Kewajiban mengangkat Khalifah berdasar syara’ bukan akal. Ini konsensus di kalangan Ahlussunnah dan mayoritas Muktazilah. Sedangkan soal model pengangkatan melalui tim formatur (ahlu al-halli wa al aqdi) ataupun penunjukkan adalah tata cara teknis. Di sini NH gagal membedakan antara pokok/ pilar pembentuk Khilafah yang bersifat mapan dengan tata cara teknis atau yang disebut uslub (yang sifatnya opsional) yang dapat diadopsi untuk mewujudkan pilar-pilar pokok tersebut.

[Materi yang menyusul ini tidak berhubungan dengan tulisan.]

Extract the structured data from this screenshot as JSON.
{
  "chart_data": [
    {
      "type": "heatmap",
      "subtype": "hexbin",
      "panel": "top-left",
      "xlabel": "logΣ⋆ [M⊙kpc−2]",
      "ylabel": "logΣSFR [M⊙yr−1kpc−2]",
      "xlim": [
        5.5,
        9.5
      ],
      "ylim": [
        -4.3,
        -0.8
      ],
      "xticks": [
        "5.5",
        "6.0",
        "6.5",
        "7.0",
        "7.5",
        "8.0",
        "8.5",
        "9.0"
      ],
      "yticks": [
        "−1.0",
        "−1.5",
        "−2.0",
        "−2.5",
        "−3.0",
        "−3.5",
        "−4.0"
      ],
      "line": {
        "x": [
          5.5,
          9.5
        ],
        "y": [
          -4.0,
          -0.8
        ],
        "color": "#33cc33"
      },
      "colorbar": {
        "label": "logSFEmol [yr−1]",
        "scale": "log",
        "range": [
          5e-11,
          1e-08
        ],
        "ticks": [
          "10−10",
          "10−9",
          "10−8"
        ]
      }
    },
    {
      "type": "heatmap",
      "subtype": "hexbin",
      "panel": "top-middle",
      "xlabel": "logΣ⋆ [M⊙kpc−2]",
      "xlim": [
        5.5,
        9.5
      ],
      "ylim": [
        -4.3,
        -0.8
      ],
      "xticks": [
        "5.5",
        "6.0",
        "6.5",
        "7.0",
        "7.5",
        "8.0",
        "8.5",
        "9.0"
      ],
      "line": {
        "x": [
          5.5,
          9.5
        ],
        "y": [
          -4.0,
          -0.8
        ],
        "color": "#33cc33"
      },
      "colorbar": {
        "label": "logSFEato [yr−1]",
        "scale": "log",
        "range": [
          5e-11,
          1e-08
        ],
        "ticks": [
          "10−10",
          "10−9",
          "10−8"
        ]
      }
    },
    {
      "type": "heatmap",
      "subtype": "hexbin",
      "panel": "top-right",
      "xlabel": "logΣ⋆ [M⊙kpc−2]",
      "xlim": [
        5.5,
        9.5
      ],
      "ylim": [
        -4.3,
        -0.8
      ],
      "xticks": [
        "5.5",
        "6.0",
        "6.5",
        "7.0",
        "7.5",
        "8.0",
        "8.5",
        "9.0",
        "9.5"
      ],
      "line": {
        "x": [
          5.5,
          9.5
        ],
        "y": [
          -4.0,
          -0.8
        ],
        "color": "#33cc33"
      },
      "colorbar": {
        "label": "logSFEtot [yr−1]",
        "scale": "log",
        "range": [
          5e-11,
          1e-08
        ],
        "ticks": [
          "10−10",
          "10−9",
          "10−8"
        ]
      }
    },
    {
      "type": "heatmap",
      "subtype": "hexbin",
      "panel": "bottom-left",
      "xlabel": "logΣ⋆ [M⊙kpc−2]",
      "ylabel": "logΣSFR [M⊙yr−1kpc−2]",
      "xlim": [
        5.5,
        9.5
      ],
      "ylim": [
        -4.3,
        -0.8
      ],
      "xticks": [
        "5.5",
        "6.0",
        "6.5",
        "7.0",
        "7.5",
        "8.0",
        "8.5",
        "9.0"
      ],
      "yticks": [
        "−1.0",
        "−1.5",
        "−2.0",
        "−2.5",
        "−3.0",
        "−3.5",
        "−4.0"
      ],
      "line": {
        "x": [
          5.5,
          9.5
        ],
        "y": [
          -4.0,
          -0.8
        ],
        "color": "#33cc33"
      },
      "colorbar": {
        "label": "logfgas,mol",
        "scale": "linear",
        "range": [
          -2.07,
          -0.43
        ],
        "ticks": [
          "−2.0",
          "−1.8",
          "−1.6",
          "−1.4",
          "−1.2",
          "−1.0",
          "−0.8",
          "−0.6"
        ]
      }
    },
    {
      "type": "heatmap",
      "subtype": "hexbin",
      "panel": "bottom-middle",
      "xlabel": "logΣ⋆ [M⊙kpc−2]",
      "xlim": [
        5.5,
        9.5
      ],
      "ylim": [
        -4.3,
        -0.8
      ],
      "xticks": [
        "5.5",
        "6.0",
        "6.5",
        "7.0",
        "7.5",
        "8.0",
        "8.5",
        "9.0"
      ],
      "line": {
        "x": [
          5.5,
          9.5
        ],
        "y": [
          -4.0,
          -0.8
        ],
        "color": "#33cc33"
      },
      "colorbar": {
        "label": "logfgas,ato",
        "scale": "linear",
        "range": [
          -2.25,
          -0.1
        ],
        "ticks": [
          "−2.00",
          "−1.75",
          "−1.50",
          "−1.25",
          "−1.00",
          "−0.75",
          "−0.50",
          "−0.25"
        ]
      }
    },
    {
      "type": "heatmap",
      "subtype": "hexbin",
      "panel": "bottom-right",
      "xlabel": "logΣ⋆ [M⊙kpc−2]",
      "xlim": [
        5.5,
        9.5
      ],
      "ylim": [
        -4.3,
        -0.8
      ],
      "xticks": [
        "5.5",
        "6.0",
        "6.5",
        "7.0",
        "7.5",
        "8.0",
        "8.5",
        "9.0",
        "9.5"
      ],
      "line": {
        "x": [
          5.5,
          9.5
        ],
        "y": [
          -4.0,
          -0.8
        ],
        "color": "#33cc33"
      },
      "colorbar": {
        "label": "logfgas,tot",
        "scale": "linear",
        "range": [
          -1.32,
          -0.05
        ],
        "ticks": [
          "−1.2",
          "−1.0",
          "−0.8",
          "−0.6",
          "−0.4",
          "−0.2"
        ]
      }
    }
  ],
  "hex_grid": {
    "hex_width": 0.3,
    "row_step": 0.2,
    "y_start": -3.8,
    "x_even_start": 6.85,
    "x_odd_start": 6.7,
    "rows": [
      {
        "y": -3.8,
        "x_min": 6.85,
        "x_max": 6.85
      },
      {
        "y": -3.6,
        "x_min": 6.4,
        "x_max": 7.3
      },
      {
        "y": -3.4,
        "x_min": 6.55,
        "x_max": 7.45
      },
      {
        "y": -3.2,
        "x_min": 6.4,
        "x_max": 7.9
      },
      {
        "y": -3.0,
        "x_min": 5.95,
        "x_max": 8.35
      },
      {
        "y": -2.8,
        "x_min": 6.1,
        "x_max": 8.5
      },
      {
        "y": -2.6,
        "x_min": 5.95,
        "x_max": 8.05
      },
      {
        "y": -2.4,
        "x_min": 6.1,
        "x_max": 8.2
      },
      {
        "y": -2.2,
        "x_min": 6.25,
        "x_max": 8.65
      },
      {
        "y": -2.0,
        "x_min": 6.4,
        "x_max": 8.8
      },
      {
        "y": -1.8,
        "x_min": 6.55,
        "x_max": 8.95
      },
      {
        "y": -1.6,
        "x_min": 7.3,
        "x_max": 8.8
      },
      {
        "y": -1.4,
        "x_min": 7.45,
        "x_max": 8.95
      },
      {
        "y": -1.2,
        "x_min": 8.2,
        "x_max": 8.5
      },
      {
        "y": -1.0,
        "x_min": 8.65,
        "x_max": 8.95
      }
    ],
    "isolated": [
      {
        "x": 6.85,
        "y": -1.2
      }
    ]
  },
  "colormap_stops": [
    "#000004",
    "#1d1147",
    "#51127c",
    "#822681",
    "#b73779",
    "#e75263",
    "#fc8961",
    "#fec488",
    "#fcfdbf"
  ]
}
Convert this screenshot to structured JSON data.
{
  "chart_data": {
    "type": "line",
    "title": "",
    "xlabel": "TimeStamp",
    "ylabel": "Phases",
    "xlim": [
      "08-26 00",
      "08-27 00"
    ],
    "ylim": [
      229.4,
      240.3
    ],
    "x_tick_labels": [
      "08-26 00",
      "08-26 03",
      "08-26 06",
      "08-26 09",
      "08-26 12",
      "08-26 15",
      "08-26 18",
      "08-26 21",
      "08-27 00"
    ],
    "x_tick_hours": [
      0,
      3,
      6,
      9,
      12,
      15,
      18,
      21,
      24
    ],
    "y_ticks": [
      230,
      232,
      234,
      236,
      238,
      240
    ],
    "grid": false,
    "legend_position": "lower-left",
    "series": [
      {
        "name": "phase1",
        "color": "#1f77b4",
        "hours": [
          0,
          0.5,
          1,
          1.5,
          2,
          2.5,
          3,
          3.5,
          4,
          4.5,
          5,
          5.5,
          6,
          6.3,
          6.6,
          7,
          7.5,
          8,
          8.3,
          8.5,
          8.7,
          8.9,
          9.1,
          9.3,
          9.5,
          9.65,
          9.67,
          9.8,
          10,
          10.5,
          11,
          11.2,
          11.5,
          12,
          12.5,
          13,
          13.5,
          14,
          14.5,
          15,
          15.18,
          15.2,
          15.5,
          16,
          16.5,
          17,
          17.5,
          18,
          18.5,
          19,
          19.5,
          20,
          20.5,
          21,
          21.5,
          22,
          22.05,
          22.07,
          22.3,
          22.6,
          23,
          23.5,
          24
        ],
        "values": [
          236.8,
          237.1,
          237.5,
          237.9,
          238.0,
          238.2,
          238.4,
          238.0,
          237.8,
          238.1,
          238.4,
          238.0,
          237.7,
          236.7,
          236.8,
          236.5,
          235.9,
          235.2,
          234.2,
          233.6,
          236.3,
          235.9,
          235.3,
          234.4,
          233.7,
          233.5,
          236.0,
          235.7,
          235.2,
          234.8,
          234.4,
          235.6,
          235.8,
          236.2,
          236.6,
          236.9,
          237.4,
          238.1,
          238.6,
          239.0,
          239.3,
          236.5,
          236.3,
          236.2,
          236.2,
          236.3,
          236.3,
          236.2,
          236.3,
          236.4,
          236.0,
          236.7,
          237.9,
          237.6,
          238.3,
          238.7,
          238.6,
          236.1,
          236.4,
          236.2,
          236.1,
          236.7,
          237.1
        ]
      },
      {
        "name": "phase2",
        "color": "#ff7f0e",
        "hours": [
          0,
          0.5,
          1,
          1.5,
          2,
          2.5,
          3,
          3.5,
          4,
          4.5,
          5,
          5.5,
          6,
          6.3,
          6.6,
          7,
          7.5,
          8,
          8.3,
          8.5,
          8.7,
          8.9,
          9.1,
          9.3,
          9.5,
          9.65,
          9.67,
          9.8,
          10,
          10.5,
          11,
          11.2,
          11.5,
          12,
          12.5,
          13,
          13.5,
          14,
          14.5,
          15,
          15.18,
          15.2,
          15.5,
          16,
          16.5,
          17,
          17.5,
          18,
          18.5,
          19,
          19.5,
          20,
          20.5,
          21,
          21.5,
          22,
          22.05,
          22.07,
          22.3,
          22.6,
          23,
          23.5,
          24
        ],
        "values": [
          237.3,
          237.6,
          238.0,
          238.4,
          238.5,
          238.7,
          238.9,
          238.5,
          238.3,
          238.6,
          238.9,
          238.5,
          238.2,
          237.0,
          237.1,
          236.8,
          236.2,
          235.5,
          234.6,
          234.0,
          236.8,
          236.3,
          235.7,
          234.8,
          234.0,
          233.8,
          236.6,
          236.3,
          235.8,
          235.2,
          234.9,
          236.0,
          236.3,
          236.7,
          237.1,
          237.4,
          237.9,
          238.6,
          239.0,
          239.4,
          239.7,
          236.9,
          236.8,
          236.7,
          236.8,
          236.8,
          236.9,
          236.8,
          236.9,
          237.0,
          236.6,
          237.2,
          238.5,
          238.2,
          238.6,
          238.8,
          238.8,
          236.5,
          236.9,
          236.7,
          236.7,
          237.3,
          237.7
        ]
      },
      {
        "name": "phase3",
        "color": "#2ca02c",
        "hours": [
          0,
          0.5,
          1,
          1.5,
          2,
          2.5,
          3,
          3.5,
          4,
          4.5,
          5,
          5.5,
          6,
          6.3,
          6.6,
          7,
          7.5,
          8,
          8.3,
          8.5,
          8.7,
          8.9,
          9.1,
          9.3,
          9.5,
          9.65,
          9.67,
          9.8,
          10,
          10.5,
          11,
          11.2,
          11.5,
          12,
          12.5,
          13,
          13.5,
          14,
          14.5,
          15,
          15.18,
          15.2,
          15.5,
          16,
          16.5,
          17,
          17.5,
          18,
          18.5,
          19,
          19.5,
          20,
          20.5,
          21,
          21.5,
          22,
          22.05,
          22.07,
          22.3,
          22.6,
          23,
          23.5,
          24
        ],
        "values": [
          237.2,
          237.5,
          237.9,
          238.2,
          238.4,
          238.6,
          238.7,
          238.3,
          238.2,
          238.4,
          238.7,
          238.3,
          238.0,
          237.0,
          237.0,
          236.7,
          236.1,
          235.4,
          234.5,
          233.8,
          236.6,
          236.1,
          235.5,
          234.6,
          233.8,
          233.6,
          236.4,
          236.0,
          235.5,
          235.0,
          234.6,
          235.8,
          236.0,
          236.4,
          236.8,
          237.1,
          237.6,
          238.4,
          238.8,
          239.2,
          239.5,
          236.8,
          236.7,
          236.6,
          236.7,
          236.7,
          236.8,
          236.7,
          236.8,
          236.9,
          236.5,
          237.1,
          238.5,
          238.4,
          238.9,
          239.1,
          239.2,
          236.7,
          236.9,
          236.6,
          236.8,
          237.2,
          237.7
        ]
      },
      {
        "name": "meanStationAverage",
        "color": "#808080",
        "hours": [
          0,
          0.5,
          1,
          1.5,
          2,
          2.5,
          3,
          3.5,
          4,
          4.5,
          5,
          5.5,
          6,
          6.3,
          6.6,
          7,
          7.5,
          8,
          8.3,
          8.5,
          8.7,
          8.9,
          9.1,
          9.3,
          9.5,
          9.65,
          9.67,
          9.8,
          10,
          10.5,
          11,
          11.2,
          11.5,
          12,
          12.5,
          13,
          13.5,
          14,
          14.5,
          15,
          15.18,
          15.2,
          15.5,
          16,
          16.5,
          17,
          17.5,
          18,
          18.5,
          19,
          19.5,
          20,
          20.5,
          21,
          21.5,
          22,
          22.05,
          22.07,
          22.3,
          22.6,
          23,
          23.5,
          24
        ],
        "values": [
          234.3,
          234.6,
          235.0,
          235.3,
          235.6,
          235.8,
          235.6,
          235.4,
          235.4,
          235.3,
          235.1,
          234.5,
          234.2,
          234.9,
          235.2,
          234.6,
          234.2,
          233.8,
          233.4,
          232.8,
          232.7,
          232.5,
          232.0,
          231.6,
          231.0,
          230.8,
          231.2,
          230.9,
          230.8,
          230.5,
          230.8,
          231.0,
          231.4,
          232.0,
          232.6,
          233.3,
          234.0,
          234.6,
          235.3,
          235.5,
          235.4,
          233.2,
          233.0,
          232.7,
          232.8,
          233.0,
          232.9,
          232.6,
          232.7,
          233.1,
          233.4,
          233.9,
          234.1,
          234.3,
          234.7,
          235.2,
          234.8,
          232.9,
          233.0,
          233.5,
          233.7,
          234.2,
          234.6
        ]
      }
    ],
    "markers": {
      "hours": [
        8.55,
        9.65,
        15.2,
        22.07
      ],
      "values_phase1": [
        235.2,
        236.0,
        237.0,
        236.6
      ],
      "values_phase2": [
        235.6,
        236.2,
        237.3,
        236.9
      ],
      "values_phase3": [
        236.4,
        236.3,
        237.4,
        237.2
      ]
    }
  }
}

Terkait dengan Rancangan UUD (Masyru’ Dustur) Khilafah, mestinya ini dipandang sebagai contoh produk fiqh siyasy alternatif. Rancangan tersebut dimaksudkan untuk mendidik ummat agar lebih dekat dan mengenal tatanan sistem pemerintahan yang digali dari dalil-dalil syara’. NH harusnya lebih jujur dalam membaca kajian ini. Rancangan atau draft itu dimaksudkan sebagai sebuah tawaran. Hak sepenuhnya dalam proses legislasi tergantung kepada sang Imam/ Khalifah. Imam An Nabhany dalam sebuah kesempatan menjawab saat ditanyakan kepadanya: “Bagaimana seandainya Anda diangkat menjadi Khalifah sementara di tangan Anda belum ada UUD?” Maka beliau menjawab : “Aku akan mengadopsi Kitab Al Mughni (karya Ibnu Qudamah) atau Al Mabsuth (karya Imam Assarkhosi). Mungkin NH belum membaca bab Dustur wa al Qonun dalam Kitab Nidzamul Islam. Disana tertera kalimat: “Wa ‘ala sabilil mitsali nadlo’u”, (atas dasar ini kami menawarkan kepada kaum muslim RUUD Daulah Islam, yang meliputi seluruh dunia Islam).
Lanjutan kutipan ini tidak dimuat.